What was once all American racing and individual and team ingenuity, became progressively totalitarian, like the GuvCo schools, and until NASCAR ultimately demanded absolute uniformity and conformity.
Didn't IROC teach them anything? Apparently not.
While its driver safety is remarkable, the Car Of Tomorrow was a ratings disaster that stayed way too long.
NASCAR(?) or some PTB actually had to be talked into letting the manufacturers have some brand identity beyond different stickers on the same body. That wing? Really??
Whatever made stock car racing fun and entertaining died at the heavy, totalitarian hand of NASCAR, for all of the reasons you mentioned...and then, Dale Earnhardt died.
People I know who literally grew up at Charlotte Motor Speedway stopped watching racing, especially since Dale died. No interest whatsoever. I tell them it's gotten better...still not interested.
I followed NASCAR pretty closely for a few years, although I have to admit I didn’t pay real close attention to it until after the CART/IRL split (for most of the ‘80s and ‘90s I was a pretty big fan of CART). But then they decided to introduce the Chase, the “lucky dog” rule, the green-white-checkered rule...

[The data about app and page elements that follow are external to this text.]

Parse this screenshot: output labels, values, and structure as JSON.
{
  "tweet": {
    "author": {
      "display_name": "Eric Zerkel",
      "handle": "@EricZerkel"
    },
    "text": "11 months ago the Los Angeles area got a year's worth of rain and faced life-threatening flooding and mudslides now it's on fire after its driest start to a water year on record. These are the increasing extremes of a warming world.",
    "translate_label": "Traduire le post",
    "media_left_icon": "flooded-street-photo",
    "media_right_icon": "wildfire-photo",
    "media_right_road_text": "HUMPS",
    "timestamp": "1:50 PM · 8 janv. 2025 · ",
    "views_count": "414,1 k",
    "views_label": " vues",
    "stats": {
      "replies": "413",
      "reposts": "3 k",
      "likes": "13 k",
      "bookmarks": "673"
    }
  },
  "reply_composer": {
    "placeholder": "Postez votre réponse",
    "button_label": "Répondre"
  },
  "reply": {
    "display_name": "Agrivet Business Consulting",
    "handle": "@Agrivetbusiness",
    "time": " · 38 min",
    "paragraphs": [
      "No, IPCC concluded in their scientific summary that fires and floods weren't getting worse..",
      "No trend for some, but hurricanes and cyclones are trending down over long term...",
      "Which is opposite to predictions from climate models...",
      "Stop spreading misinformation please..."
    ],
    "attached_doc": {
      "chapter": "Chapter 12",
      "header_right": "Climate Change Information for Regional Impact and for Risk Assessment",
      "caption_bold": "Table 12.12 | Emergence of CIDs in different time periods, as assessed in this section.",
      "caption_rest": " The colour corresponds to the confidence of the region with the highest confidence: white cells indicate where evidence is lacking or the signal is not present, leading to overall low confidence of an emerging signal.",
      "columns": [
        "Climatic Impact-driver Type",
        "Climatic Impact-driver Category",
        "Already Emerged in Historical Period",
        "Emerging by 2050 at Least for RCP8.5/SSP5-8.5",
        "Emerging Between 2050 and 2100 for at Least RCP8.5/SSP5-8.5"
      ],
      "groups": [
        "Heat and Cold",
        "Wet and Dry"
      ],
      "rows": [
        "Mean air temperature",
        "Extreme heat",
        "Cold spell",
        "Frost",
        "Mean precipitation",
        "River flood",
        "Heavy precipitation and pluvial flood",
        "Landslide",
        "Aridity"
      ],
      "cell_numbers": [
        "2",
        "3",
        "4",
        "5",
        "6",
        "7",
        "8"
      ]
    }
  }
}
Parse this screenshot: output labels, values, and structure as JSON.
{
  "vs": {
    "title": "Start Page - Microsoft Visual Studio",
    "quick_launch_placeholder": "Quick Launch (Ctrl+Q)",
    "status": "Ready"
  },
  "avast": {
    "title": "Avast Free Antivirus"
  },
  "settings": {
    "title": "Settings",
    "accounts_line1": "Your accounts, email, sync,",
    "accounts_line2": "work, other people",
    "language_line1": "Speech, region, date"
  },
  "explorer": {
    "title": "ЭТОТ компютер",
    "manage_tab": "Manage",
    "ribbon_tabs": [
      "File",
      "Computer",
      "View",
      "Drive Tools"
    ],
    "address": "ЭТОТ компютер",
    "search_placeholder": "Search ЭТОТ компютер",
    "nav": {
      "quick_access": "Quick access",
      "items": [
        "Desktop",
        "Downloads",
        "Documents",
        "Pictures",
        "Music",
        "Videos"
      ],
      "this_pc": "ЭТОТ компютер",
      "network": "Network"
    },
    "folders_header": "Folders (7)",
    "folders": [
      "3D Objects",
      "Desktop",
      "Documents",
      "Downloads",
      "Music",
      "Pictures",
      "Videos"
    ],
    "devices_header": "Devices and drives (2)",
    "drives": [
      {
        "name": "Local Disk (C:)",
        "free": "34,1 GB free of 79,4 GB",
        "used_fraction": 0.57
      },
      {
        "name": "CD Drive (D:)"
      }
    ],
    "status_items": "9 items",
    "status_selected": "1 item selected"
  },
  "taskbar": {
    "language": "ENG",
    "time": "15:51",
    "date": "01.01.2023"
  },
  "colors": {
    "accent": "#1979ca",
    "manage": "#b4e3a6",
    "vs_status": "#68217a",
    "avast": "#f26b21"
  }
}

I liked NASCAR a lot better when it was a racing series. Between all the silliness in NASCAR and the ongoing drama between CART/ChampCar and IRL, in the last ten years I’ve become a big fan of sports car racing. And I still follow F1 as much as I can given that it switched to ANOTHER cable channel that isn’t part of the package I subscribe to.
It’s become a rich man’s sport.
I am old, but I remember when people showed up in a Stock Car carried on a trailer behind his family car and qualified.
Today its a special car built for racing Tractor trailers filled with parts and mechanics, big teams own all of them and a man cannot get into the game without being a quadruple millionaire.